I enjoyed this book. I appreciated reading about the differences in experiences and secrets between a married couple.

Jun 06, 2017

This book was awful. Groff created some incredibly unpalatable characters and wove a narrative that reeked of pretentious narcissism. I found the book to be amazing to the degree it repulsed me.

Feb 19, 2017

It's been a long time since I've read a book that disappointed me so much. The novel started out promising, especially with the story of the family history and background of Lancelot's childhood. However, the beautiful language which at first was a pleasure to read became more and more pretentious and self-aware. As I read more and more, I found that the writing was this wall that stopped me from being immersed in the world of the story. It was like the writer and all her beautiful sentences were this brittle, beautiful and yet tedious shell covering incredibly empty characters. The words were beautiful but they made me feel nothing. I've read novels that said more with less and conveyed more emotion with less.

It also became very redundant. I get it! Lotto is so perfect, and beautiful and everyone loves him. The times Mathilde would go on and on about how much people loved Lotto and how much she loved him were so numerous it became obvious the writer had nothing new to say about Lotto's character. It got boring, quite frankly.

And the "twist" in the story was so predictable and forced.

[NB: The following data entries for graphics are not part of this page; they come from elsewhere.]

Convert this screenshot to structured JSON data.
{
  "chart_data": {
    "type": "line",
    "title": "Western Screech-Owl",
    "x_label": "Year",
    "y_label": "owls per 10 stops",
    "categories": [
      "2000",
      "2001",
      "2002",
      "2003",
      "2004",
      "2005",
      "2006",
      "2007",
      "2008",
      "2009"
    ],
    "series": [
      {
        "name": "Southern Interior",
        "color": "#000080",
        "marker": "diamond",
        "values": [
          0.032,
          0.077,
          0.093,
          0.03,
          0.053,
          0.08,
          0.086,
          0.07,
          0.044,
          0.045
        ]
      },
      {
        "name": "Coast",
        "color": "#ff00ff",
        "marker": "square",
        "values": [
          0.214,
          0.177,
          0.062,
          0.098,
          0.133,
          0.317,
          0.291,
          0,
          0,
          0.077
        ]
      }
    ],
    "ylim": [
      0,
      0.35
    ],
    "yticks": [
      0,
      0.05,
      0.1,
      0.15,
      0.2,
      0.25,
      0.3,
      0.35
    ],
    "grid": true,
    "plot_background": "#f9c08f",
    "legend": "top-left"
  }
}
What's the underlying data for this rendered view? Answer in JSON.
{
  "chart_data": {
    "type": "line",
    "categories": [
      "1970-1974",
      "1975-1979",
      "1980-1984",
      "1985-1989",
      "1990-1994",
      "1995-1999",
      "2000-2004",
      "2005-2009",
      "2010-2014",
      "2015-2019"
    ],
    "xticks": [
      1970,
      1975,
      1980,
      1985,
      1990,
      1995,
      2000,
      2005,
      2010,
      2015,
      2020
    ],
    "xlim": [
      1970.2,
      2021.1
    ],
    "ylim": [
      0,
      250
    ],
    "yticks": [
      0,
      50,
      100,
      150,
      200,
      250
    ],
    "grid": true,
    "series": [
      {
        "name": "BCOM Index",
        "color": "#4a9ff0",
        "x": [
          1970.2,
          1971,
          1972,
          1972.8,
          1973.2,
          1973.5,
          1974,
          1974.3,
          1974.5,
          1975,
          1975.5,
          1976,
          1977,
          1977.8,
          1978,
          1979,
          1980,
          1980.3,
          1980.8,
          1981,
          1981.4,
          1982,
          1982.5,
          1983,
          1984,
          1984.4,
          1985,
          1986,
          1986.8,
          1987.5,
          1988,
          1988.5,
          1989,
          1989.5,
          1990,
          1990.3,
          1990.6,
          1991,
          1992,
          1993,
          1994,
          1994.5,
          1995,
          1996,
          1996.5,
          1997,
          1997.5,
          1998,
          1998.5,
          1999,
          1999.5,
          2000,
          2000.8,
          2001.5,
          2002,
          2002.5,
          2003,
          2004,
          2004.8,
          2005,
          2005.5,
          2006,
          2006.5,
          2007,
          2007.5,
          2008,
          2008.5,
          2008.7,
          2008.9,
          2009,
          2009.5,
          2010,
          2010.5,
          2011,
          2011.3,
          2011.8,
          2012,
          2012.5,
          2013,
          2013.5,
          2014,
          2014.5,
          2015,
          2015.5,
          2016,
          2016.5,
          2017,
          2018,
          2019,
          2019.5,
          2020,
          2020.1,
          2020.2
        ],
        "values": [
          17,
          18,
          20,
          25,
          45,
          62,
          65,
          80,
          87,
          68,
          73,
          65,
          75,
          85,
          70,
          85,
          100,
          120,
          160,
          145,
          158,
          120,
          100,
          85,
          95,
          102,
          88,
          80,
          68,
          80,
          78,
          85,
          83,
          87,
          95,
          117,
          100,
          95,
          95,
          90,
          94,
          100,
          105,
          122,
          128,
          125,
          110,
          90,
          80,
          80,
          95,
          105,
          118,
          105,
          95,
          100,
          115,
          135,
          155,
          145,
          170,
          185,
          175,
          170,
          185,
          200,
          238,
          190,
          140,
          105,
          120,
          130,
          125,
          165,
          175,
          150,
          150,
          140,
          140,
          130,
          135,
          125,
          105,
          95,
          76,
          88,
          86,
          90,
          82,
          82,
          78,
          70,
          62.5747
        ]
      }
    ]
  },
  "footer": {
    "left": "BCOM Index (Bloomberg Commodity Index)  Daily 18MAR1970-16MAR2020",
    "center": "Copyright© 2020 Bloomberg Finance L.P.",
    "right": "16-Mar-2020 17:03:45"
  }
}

The only good thing which I wish the novel was more about, is the story of Lotto's mother, Antoinette. Her story in how she met Lotto's father really drew me in in the beginning, and her story would have made for a much more interesting novel.

Feb 18, 2017

One of the worst books that I have ever read. I was shocked to see how well reviewed this book was. There is nothing redeeming about the two main characters or their tale together or their tales leading up to meeting one another. Both a terrible "love" story and a terrible "tragedy" as well. Not sure what the point of Groff's tale was suppose to be.

Marlowe Dec 27, 2016

I absolutely loved this book, and would consider it one of my new favourites. Groff is a talented writer who uniquely weaves the tale of husband and wife, through twenty plus years of marriage, from both perspectives. The title is so apt, as the characters are driven by fate, and fury, respectively, and their lives entwine to form an epic tale, and yet, an ultimately human one. The joys, hardships, and secrets necessary to create a marriage are explored, paired with an interrogation into misogyny, female rage, and the genesis of creativity. These characters are difficult at time to relate to, but their story is rich and rewarding.

Sep 18, 2016

After all the great reviews, I was ready for something special. It disappointed on so many levels, but the biggest one was the that Groff's story perpetuates the old sexual stereotype that men can sleep with as many women as they want - in fact Lotto is cheered on and admired for his sexual prowess and popularity ("We all know how much Lotto loves v****a". Yuk!). While wifey Mathilde contorts herself into all kind of states in attempting to keep her big secret. Oh, and "she doesn't tell lies", she just eliminates saying some things, when all she does is lie to keep her precious thinking he's her first. If this is representative of "young, modern marriage", good luck to you all!